All those who are ambitious about making a quick mark in films will have to look elsewhere for inspiration. Biju Menon is not the role model for those who want to make it to the top in the shortest time possible. He is more comfortable as an actor who is slowly but steadily garnering his share of hits in Mollywood. Biju has been doing impressive roles, one after the other, ever since he debuted in Malayalam cinema with Puthran (1995), the critically-appreciated sequel to a popular TV serial ‘Mikhayelinte Santhathikal’, in which he featured in the lead. Over the years, he has played lead roles, supporting characters and villains with panache. Recently, the actor seems to have discovered his flair for comedy and has been making his presence felt in quite a number of blockbuster such as Ordinary, Mayamohini, Mallu Singh and Run Baby Run. Biju played one of the leads in last week’s release 101 Weddings, and also, in this week’s Chettayees, directed by Shajoon Kariyal. In an interview, the actor explains his choice of roles and his recent avatar as a producer. Excerpts…
You’ve got a wave of hits recently. Excited?

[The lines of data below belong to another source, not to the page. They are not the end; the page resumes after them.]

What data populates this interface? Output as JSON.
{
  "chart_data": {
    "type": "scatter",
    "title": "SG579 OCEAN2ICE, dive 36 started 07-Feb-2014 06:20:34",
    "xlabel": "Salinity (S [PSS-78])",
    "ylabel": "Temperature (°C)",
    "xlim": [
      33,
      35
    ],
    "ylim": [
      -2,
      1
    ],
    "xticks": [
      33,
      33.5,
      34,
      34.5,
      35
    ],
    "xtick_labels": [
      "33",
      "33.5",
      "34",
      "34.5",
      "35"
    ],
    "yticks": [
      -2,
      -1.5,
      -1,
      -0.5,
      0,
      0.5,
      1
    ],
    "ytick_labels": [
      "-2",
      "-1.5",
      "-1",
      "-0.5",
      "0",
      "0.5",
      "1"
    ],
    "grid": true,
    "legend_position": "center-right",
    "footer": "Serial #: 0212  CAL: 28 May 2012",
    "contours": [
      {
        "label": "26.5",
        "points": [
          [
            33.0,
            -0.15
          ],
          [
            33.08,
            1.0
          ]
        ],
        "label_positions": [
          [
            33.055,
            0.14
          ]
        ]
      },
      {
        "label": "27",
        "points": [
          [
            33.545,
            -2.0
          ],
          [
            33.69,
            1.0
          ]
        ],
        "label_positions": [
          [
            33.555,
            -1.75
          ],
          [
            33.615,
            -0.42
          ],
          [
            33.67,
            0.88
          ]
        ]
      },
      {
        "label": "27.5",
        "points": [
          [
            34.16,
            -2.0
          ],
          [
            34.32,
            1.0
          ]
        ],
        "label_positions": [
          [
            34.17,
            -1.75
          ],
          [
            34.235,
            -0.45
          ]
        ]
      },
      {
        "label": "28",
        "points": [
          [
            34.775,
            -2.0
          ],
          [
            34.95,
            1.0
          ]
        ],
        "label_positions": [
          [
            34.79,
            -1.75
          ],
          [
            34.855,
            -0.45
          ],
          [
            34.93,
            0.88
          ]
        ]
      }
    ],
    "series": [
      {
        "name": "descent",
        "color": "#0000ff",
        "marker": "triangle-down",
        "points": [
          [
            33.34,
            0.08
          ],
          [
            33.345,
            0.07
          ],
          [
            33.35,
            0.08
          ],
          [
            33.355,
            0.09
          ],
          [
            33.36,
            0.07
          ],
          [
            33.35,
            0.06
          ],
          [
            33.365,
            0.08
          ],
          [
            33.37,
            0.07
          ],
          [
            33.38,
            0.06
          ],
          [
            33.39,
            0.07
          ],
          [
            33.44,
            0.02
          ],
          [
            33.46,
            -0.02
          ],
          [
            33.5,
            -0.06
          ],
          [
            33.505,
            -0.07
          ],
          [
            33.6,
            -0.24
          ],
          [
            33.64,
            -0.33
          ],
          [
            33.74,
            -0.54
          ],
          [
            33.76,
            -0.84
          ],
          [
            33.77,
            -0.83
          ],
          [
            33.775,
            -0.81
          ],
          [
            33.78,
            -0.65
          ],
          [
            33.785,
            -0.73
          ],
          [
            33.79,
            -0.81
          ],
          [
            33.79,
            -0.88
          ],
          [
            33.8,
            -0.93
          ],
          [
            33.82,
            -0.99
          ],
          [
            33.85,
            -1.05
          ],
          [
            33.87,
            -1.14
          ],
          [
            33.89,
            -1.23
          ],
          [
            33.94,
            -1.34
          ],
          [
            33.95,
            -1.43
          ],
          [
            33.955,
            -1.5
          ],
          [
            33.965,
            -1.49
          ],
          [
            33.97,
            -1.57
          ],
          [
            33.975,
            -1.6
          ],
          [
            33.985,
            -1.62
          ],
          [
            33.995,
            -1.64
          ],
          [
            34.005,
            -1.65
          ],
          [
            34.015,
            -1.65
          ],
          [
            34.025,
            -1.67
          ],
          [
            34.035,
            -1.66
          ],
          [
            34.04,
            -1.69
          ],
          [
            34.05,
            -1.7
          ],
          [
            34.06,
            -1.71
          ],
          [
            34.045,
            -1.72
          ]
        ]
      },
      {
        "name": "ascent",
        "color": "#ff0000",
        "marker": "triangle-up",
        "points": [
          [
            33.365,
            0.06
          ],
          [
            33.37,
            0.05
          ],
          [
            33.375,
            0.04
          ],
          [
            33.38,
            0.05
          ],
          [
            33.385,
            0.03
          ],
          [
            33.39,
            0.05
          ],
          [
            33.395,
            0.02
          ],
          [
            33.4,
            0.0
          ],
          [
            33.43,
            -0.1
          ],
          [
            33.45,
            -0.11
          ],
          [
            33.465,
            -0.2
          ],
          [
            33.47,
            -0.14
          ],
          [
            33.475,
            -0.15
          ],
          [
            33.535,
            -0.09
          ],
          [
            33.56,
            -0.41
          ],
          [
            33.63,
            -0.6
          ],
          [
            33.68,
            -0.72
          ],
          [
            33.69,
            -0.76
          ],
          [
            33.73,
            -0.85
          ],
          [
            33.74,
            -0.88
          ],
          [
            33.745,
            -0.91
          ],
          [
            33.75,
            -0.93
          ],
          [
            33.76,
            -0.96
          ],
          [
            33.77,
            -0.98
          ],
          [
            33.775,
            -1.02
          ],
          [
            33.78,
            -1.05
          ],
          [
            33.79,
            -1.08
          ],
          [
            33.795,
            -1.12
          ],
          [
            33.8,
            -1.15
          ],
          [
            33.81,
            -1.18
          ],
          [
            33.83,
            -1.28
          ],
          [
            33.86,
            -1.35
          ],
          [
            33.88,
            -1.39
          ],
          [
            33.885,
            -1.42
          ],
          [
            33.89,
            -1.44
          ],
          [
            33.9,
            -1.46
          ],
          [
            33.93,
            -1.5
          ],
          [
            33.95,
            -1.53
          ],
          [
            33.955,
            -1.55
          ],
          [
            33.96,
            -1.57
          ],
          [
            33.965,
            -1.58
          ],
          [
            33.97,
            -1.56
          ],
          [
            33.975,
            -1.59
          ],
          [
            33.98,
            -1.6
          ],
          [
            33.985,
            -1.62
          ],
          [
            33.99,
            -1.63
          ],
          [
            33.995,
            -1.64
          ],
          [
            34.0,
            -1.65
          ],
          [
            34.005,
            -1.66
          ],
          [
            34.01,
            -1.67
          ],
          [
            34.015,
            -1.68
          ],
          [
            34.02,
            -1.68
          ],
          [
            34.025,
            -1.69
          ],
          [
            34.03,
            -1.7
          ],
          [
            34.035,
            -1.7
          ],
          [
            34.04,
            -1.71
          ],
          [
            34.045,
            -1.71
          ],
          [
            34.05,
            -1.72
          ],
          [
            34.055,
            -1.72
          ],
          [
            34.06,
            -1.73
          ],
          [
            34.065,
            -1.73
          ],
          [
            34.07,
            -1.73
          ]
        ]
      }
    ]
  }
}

Of course! The success of the films is partly on account of the appeal of the characters I essayed. That is the exciting part. As an actor, it is great to experiment with roles of varying shades and I have been part of some fabulous films.
You are one of the producers of Chettayees, which is releasing today (November 30).
I was there during the process of developing the story and in all its creative aspects. It was an enjoyable experience and all of us actors enjoyed the shooting, including our stint as singers! The production side was taken care of by P. Sukumar and Shajoon, who are also part of the production banner Thakkali Films, along with Suresh Krishna and Sachi and me. Chettayees is a heart-warming story that happens in a short frame of time. It has been narrated in an entertaining way.
Your flair for comedy seems to be your USP of late.
Most of the characters that I enacted were of a serious nature. However, after my roles in Marykkundoru Kunjaadu, Seniors, Ordinary, and so on, audiences now expect some kind of humour in my sequences. What’s interesting is that my characters in these films are rather serious and I haven’t done anything overtly comic as such in any of them. The dialogues and the situations where the characters were placed in elicited the laughs.
I feel that it is a privilege to make viewers laugh. I have done a wide range of characters and getting acknowledged as a comedian is encouraging for me as an actor.
But then, isn’t there the risk of getting typecast?
I don’t think I will get typecast in such roles. In between my comic roles, I have done characters in films such as K. Gopinathan's Ithra Mathram and Blessy’s Kalimannu.
What do you look forward to in a script?
The importance that my character has in the script, be it positive or negative. Also, I look at the scope for performance.
The peculiar ‘Palakkadan’ accent used by your character in Ordinary was particularly well appreciated. What was the inspiration?
During the location hunt for Ordinary, I had told its makers about a driver I had met during the shooting of Mulla. He used to narrate stories in a particular dialect. They all liked the way I mimicked the driver and we decided to use it in a film. But we were not sure if we could maintain the style for a full-length character, especially during emotional sequences. However, just before the shooting began we decided to go ahead with the accent.
You have been perceived as being rather laid-back when it comes to your career, which has perhaps cost you a place in the top league for many years. Do you think it's a fair judgment?
I don’t think so. I don’t make plans about conquering new territory and because of that I am not aggressive. I have only chosen roles that I am comfortable in – from the many that have come to me. I prefer doing multi-starrers to ‘solo hero’ projects as it won’t force me to maintain a particular image or carry the entire weight of the film on my shoulders. Now, if being unaggressive is being seen as laid-back, then, yes, I am laid-back!